Rafael de Almeida Magalhães assume o Governo. Não, ele, na verdade, se licenciou. Ele se licenciou e o Rafael assumiu, com ares de Governador definitivo, por muito pouco tempo, mas ainda na ausência do titular. Mas o fato é que ele não voltou mais ao Governo. O Governo dele estava terminado, e eu, poucos dias depois, pedi ao Rafael para me liberar e ele, amavelmente, concordou, e terminou o Governo Carlos Lacerda, e terminou dessa maneira. Terminou, na verdade, com o Ato 2.

O SR. ENTREVISTADOR (Tarcísio Holanda) - Agora o senhor podia fazer a apreciação, desde o General Castello Branco, dos Presidentes militares, dos cinco.

O SR. CÉLIO BORJA - Eu não tenho muito o que dizer a respeito deles, porque essa é uma história conhecida.
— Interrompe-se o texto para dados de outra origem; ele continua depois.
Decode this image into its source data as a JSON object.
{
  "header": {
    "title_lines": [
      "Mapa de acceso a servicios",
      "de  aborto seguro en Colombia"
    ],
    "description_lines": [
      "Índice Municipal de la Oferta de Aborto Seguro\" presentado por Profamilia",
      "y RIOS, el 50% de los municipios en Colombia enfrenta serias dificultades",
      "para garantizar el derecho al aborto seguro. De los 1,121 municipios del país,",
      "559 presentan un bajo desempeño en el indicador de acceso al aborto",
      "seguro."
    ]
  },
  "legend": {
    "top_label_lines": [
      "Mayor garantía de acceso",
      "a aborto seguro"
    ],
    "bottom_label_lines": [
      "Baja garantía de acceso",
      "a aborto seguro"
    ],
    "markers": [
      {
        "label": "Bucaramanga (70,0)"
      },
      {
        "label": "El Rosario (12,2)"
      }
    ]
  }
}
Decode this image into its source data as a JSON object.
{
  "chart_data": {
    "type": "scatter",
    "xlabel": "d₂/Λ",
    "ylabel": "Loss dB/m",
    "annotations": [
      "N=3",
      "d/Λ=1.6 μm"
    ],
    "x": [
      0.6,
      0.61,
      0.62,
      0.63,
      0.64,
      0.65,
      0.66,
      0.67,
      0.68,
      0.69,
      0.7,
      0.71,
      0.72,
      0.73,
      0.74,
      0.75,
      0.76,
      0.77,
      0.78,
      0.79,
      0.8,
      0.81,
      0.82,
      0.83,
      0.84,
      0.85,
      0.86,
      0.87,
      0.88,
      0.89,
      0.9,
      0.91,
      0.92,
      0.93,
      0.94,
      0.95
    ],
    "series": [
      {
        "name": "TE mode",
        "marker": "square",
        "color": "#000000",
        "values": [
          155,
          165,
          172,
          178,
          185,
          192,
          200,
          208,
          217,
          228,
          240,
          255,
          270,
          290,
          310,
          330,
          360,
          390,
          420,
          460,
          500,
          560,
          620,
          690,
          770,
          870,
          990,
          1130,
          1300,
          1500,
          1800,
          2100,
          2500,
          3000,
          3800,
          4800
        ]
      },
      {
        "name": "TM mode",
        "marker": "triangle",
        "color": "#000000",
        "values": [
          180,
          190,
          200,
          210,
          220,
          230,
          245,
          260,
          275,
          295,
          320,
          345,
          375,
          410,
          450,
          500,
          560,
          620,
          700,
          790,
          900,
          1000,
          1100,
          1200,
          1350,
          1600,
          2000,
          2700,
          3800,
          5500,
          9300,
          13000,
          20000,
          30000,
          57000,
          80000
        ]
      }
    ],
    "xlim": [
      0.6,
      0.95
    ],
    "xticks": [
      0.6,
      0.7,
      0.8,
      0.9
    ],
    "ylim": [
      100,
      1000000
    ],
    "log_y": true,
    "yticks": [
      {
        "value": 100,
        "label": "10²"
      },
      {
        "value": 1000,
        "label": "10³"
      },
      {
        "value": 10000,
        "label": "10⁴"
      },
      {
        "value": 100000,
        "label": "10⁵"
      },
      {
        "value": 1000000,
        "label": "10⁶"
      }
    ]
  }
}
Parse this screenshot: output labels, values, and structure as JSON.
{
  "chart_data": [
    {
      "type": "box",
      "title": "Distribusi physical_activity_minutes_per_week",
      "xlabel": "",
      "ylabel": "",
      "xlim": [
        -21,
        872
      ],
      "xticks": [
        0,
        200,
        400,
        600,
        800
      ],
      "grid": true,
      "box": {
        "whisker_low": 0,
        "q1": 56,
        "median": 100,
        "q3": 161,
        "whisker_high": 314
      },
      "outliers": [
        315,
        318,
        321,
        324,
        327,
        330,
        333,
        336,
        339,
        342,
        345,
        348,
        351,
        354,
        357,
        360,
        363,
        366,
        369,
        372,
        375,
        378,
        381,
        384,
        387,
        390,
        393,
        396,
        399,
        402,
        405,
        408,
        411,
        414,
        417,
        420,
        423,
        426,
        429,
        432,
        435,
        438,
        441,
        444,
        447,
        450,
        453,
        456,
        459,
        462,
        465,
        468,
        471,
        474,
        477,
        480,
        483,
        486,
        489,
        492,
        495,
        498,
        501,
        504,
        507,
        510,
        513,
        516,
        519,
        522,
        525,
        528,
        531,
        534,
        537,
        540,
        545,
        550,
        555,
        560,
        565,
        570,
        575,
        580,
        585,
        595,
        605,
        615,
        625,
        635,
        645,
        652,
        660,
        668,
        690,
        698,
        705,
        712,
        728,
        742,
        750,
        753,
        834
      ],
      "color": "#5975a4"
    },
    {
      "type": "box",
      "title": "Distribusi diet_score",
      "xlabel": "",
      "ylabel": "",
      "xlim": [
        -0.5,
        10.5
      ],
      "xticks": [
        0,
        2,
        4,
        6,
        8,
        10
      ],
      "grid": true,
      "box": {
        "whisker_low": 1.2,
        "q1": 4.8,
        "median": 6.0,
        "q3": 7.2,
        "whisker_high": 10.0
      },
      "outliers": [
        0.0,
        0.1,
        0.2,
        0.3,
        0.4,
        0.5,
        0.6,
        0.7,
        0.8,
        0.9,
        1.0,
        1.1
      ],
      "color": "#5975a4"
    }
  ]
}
O que ocorreu foi que, surpreendentemente, o Governo do Presidente Costa e Silva foi, até o momento em que ele adoece, uma tentativa de conduzir o País dentro da ordem constitucional. Com o fim do Governo Castello, o Congresso votou uma nova Constituição para o País, que consideravam, a meu ver, erradamente mais moderna do que a de 46, mais atualizada, e o Presidente se manteve rigorosamente dentro da Constituição. Tinha coisas que eu não gostava, acredito que muitos não gostavam, mas era a Constituição que tinha sido votada pelo Congresso. E ele se manteve dentro daquele figurino do Marechal Dutra, garantindo a Constituição, a ordem constitucional.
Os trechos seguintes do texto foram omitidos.